The kurakvin he was fighting glanced briefly at its comrade. It was enough of an opening for Mirickar. He plunged the short sword deep into the kurakvin’s chest, at the same time noticing that the second creature fell forward onto its face, a pitchfork embedded in its back. Sraikura stood behind it, wild-eyed and visibly shaking.
“Sraikura!” Mirickar exclaimed as the kurakvin he had been fighting slumped to the dirt at his feet. He glanced around quickly, then looked back at her. “You saved me! I thought I would surely die today!”
Sraikura shook her head violently. “More! More bad!” She gestured frantically toward the neighboring farm where she lived. “Bad men! Ma dead! Pa dead! Mirickar, run!”
He opened his mouth to answer but closed it again promptly. He had no answer for her, or for himself. He looked back at his burning home, and risked quick glances at the bodies of his parents. Everything he owned, everything he had trusted to be there for him, everything he cared about was gone.
Mirickar felt like a fog was descending on his thoughts, until the pain of the wounds he had received drew him out of it. Sraikura still stood staring at him, waiting for an answer, needing an answer.
“If there are more kurakvin,” he said to her, his thoughts forming slowly, “then we must kill them. We must kill them all. For my parents, and for yours. We must avenge their deaths!”
Sraikura shook her head violently again. “No, Mirickar! Run! Away! Bad men! Run!”
“Run?” Mirickar said, as if the very word was foreign to him. “No, Sraikura, I will kill them all. You run. You can take care of yourself.” He looked down at the kurakvin that she had killed. “You should not fight more. You should run. But that is not my path, I will not run. I will have my revenge!”
In the distance they heard coarse shouting, and they both looked toward the Kehnmark farm. Mirickar’s grip on his sword tightened as a band of kurakvin came into view, at least fifteen strong.
“Mirickar!” Sraikura hissed, grabbing his arm. In her fear, her grip was like iron. “Bad men! We run. Me. You. Run!”
She pulled him toward the far side of the burning cottage where they would not be seen by the approaching kurakvin. Mirickar wanted to argue, to break free from her and go seek his death in a bloody frenzy of vengeance, but she kept him moving back toward the trees. Finally, snarling curses under his breath, he stopped resisting and joined her in her flight toward the cover of the woods.
“And now what?” he snapped angrily at her when they made it beyond the plowed field.

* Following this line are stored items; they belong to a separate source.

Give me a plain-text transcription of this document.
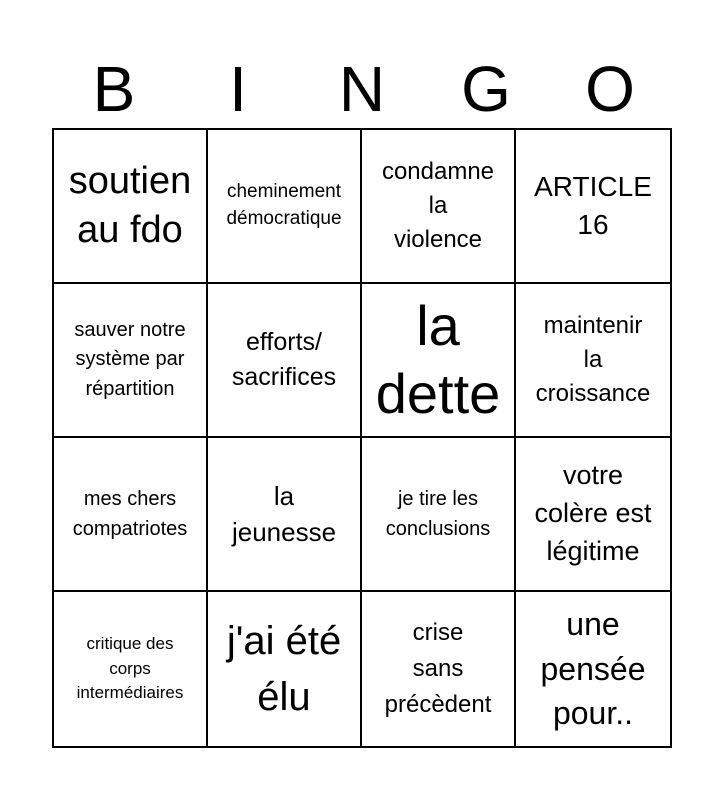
B	I	N	G	O
soutien
au fdo
cheminement
démocratique
condamne
la
violence
ARTICLE
16
sauver notre
système par
répartition
efforts/
sacrifices
la
dette
maintenir
la
croissance
mes chers
compatriotes
la
jeunesse
je tire les
conclusions
votre
colère est
légitime
critique des
corps
intermédiaires
j'ai été
élu
crise
sans
précèdent
une
pensée
pour..
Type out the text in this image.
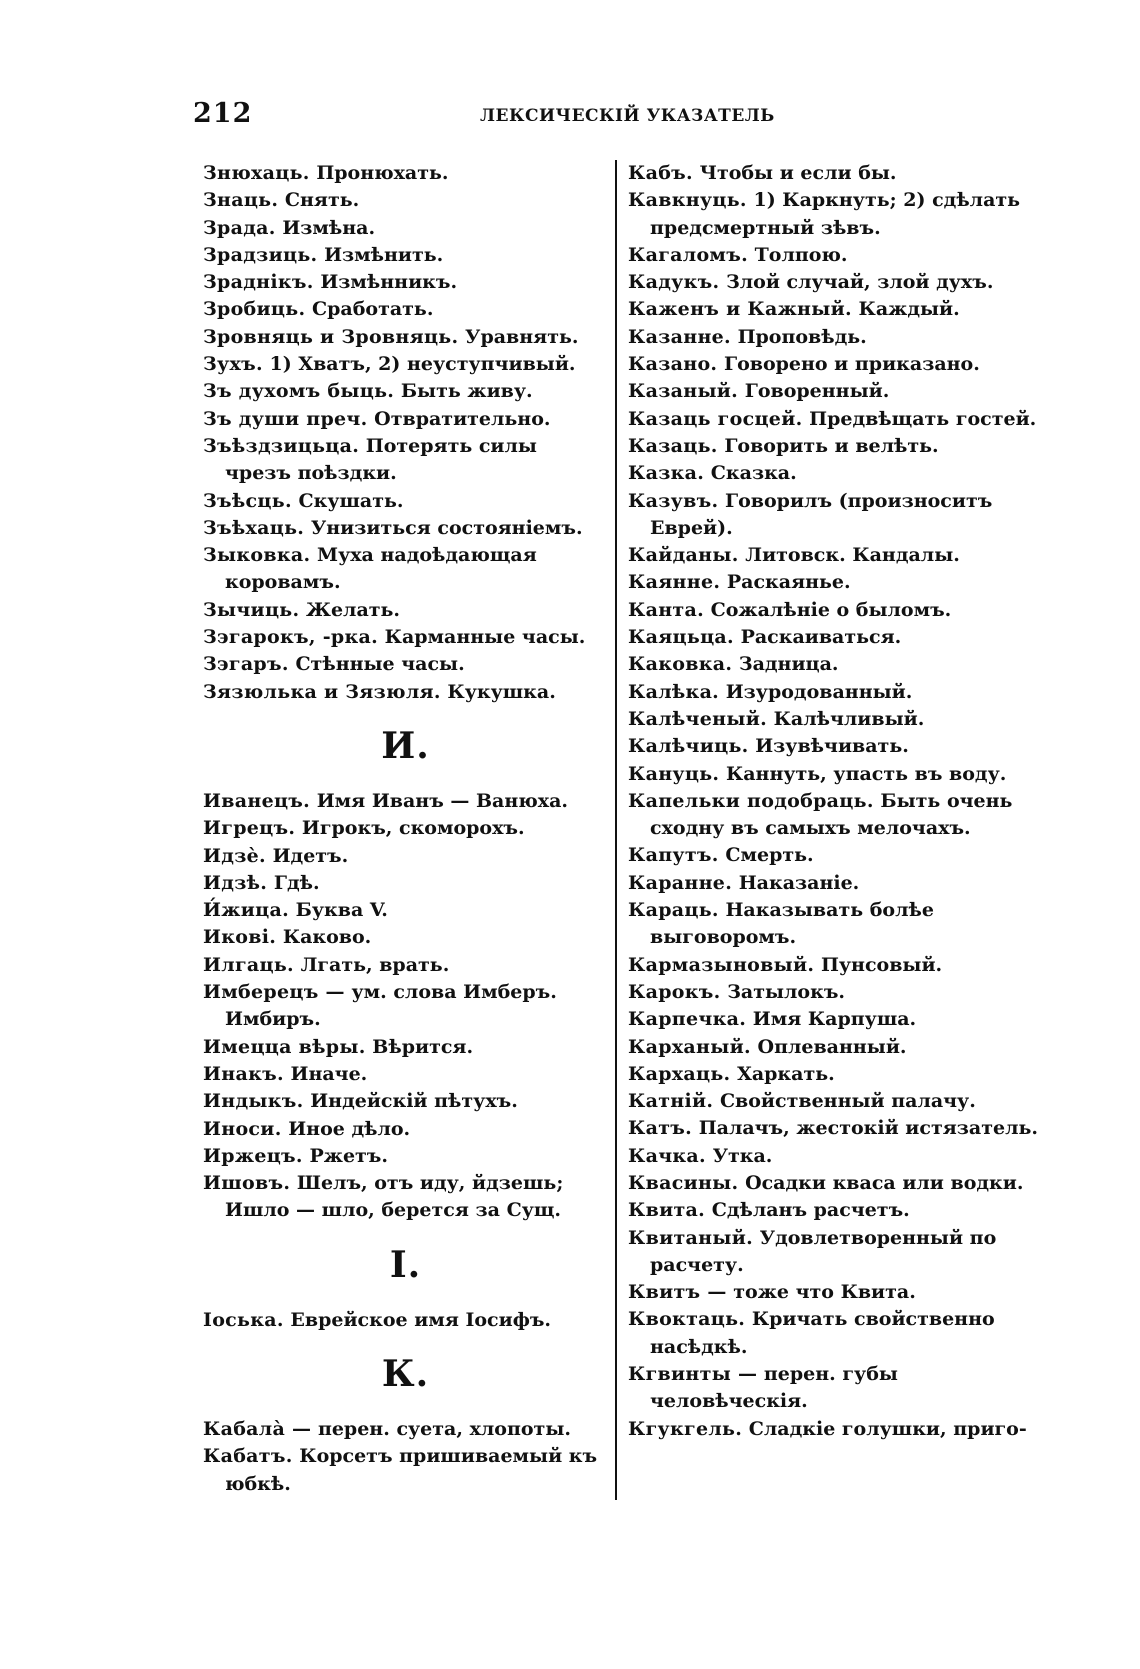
212	ЛЕКСИЧЕСКІЙ УКАЗАТЕЛЬ
Знюхаць. Пронюхать.
Знаць. Снять.
Зрада. Измѣна.
Зрадзиць. Измѣнить.
Зраднікъ. Измѣнникъ.
Зробиць. Сработать.
Зровняць и Зровняць. Уравнять.
Зухъ. 1) Хватъ, 2) неуступчивый.
Зъ духомъ быць. Быть живу.
Зъ души преч. Отвратительно.
Зъѣздзицьца. Потерять силы чрезъ поѣздки.
Зъѣсць. Скушать.
Зъѣхаць. Унизиться состояніемъ.
Зыковка. Муха надоѣдающая коровамъ.
Зычиць. Желать.
Зэгарокъ, -рка. Карманные часы.
Зэгаръ. Стѣнные часы.
Зязюлька и Зязюля. Кукушка.
И.
Иванецъ. Имя Иванъ — Ванюха.
Игрецъ. Игрокъ, скоморохъ.
Идзѐ. Идетъ.
Идзѣ. Гдѣ.
И́жица. Буква V.
Икові. Каково.
Илгаць. Лгать, врать.
Имберецъ — ум. слова Имберъ. Имбиръ.
Имецца вѣры. Вѣрится.
Инакъ. Иначе.
Индыкъ. Индейскій пѣтухъ.
Иноси. Иное дѣло.
Иржецъ. Ржетъ.
Ишовъ. Шелъ, отъ иду, йдзешь; Ишло — шло, берется за Сущ.
І.
Іоська. Еврейское имя Іосифъ.
К.
Кабалà — перен. суета, хлопоты.
Кабатъ. Корсетъ пришиваемый къ юбкѣ.
Кабъ. Чтобы и если бы.
Кавкнуць. 1) Каркнуть; 2) сдѣлать предсмертный зѣвъ.
Кагаломъ. Толпою.
Кадукъ. Злой случай, злой духъ.
Каженъ и Кажный. Каждый.
Казанне. Проповѣдь.
Казано. Говорено и приказано.
Казаный. Говоренный.
Казаць госцей. Предвѣщать гостей.
Казаць. Говорить и велѣть.
Казка. Сказка.
Казувъ. Говорилъ (произноситъ Еврей).
Кайданы. Литовск. Кандалы.
Каянне. Раскаянье.
Канта. Сожалѣніе о быломъ.
Каяцьца. Раскаиваться.
Каковка. Задница.
Калѣка. Изуродованный.
Калѣченый. Калѣчливый.
Калѣчиць. Изувѣчивать.
Кануць. Каннуть, упасть въ воду.
Капельки подобраць. Быть очень сходну въ самыхъ мелочахъ.
Капутъ. Смерть.
Каранне. Наказаніе.
Караць. Наказывать болѣе выговоромъ.
Кармазыновый. Пунсовый.
Карокъ. Затылокъ.
Карпечка. Имя Карпуша.
Карханый. Оплеванный.
Кархаць. Харкать.
Катній. Свойственный палачу.
Катъ. Палачъ, жестокій истязатель.
Качка. Утка.
Квасины. Осадки кваса или водки.
Квита. Сдѣланъ расчетъ.
Квитаный. Удовлетворенный по расчету.
Квитъ — тоже что Квита.
Квоктаць. Кричать свойственно насѣдкѣ.
Кгвинты — перен. губы человѣческія.
Кгукгель. Сладкіе голушки, приго-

She only slowed slightly to look at him, her eyes still wild in fear. “Run, Mirickar! Run more!” She darted away, forcing him to run to catch up. Deeper into the forest they went, and as they did, Sraikura angled toward the distant mountains that Mirickar had seen, but never visited.
Chapter Two
Mirickar insisted that they stop when they reached a small but fast-moving stream, swollen with snowmelt from the mountains that towered ahead of them. They were far into the forest at that point and had heard no sounds of pursuit. Sraikura watched silently as he knelt and tried to wash away the kurakvin blood. He was able to clean his hands and arms, and to freshen his face, but there was nothing he could do about the dark stain of blood on his clothes.
“They are not chasing us,” he said as he stood up again, shaking water off of his hands. He met her gaze but could not read her emotions on her face. “We need to think, we need to plan. I want to go back–”
“No, Mirickar!” she interrupted loudly. “No back. No fight. Run!” Now her expression looked like a mix of fear and anger.
Mirickar shook his head. “Run to where? There is nothing for us in the mountains.”
“You, me. Me, you,” she answered, pointing at him and herself in turn.
Mirickar sighed in exasperation. “Yes, we would have each other, but we also need to eat. We need food, shelter, protection… We fled with no supplies, we have nothing to work with but our hands.”
“Berries?” Sraikura asked, sounding like a child.
Mirickar shrugged. “Some, maybe. It is early in the year, but we might find some. And yes, we can forage for food, but that is only one need that we might meet, and only to a limited amount.”
“Hunt?”
“With what?” he asked, showing her his empty hands. “I can try to snare small animals, like rabbits, but I don’t think I could make a weapon suitable for hunting. If we go back, we can find other people to help us.”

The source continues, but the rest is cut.